Max wasn’t the only St. John’s resource I tapped. I invited Trinh Hinson, who was born in Vietnam, and her family to point out any egregiousness in my descriptions of Vietnamese society and places in and around the city that was once called Saigon. Gerry Larson, internationally noted scholar and Presbyterian pastor, asked incisive questions. Our meticulous head of school, Michael Pratt, who has a PhD from Harvard, said he was pleased to have caught relatively few punctuation errors and then wrote a generous review on Amazon. Fellow Detroiter and thriller aficionado Tom Tierney thought I got both the politics and the Motown scenes right.

Cover painting by Robin Rogers Cloud
Andy Guilford was patient indeed, permitting me to feed him chunks of text as they came off the printer and making more great suggestions than I can count. I wrote three drafts of one section before getting a favorable ruling from the bench. He did question why I missed no opportunity to portray Richard Nixon sitting in an easy chair, his feet on an ottoman, while he twirled and chewed on his reading glasses. Had I forgotten writing about the eyeglasses just five pages before? If I may, Your Honor, we call that a leitmotif, I said carefully.

All their good advice notwithstanding, considerably better than the text is the cover, which is based on the work of Robin Rogers Cloud, acclaimed plein air painter, associate professor of art at Saddleback College, and member in good standing of the St. John’s Altar Guild. If you’re Robin’s friend on Facebook, you’re enjoying her exquisite paintings, including those she made during her summer in Montana with the St. John’s Swansons.

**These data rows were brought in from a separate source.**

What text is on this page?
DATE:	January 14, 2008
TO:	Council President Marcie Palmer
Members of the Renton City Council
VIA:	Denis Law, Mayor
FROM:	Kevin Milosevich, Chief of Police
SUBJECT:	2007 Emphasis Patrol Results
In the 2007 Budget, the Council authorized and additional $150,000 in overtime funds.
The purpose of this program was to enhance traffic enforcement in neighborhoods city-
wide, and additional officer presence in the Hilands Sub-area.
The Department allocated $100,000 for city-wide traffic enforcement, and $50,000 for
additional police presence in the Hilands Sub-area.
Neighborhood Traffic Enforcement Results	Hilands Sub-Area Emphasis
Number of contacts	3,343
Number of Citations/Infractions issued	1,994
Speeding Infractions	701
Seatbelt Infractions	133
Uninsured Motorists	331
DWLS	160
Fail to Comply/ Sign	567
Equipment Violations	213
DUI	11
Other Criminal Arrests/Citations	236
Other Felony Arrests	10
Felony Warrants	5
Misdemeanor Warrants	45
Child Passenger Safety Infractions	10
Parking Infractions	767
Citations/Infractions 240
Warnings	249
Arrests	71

After finding the courage to ask an artist of Robin’s stature to help, I suggested a pretty painting of the leafy row of townhouses in Lafayette Square opposite the White House, where much of my story’s action occurs. Robin asked what the book was about. I told her Nixon doesn’t resign in August 1974 and moves into 716 Jackson Place so Acting President Ford can use the White House. In that case, Robin said, it should be scary: “Think Edward Gorey.” Of course, it’s perfect.

The contributions of LEM coordinator and former Nixon chief of staff Kathy O’Connor are also too numerous to mention. I borrowed a description of a child's first glimpse of a baseball diamond from one of my own Vaya columns last year (thanks, editor Linda). I fretted over a paragraph in which Mitch realizes that Emily loves him. Finally, I tried the passage out on participants in one of our Tuesday evening Bible Fellowship meetings.

My fellow pilgrim Gene Giordano gave me permission to use his last name for Nixon aide Ron Ziegler’s bartender at the Carlton in Washington. Gene will forgive me for saying that Mizejewski would also have suited my tough, fiercely loyal character.

I also consulted authorities in the outside world, including famed Watergate reporter Bob Woodward. But I couldn’t have done it without St. John’s. One is blessed to have such collaborators, in ministry and in life. Someone said it take a village to raise a child. It took a parish to write a book.